Selon plus d’un, le pays n’est pas dirigé. Au vu et au su de tout le monde, des chefs des bandes armées, qui sont vraisemblablement responsables de nombreux cas d’enlèvement, ont gagné les rues le 22 janvier, accompagnés de membres de la population pour dire non au kidnapping. Les organisations de défense des droits humains ont dénoncé l’impunité dont bénéficient les chefs de gangs.Ces organisations soupçonnent que des autorités du pouvoir en place ainsi que des personnalités se réclamant de l’opposition seraient de mèche avec ces criminels.

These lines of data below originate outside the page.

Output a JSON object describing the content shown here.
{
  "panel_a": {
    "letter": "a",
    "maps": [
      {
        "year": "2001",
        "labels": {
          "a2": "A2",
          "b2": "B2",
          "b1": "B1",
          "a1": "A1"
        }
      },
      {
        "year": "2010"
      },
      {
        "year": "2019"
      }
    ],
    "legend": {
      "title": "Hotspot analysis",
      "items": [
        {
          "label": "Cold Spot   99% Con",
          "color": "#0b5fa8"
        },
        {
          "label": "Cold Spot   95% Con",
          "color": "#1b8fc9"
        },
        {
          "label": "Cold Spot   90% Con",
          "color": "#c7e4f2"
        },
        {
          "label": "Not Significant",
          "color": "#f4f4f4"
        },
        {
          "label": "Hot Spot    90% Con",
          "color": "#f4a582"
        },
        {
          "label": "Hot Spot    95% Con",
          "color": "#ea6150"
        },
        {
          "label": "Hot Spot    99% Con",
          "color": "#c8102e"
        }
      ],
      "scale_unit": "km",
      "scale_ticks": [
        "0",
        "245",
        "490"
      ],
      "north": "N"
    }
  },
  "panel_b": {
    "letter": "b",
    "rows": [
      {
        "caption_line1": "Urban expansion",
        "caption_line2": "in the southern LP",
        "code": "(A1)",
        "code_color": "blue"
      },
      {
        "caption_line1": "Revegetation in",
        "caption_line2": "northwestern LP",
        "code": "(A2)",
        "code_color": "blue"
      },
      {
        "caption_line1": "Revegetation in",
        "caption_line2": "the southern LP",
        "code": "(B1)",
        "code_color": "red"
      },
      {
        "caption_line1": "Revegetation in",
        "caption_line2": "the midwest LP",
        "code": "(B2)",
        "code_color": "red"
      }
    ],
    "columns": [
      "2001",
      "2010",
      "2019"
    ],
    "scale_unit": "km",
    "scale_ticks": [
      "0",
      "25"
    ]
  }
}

Des spécialistes qui réfléchissent à la question de l’insécurité en Haïti estiment que, pour résoudre le problème du banditisme, y compris les actes de kidnapping, l’Etat doit apporter des réponses indirectes, c’est-à-dire élaborer un programme de réinsertion sociale, un cadre économique visant à réhabiliter les individus qui vivent du banditisme, et favoriser la création d’emplois pour qu’ils aient de meilleur moyen de gagner de l’argent.

La misère et le chômage qui font rage, ajoutés au phénomène de kidnapping qui bat son plein dans le pays sont autant de difficultés auxquelles la population est actuellement confrontée. Le président Jovenel Moïse, incapable d’assurer la sécurité de ses concitoyens.nes, continue de promettre l’électricité 24/24 et s’engage à organiser des élections dans 8 mois. Et pourtant, l’opposition n’y va pas par quatre chemins, selon elle, le mandat du chef de l’Etat prendra fin le 7 février 2021.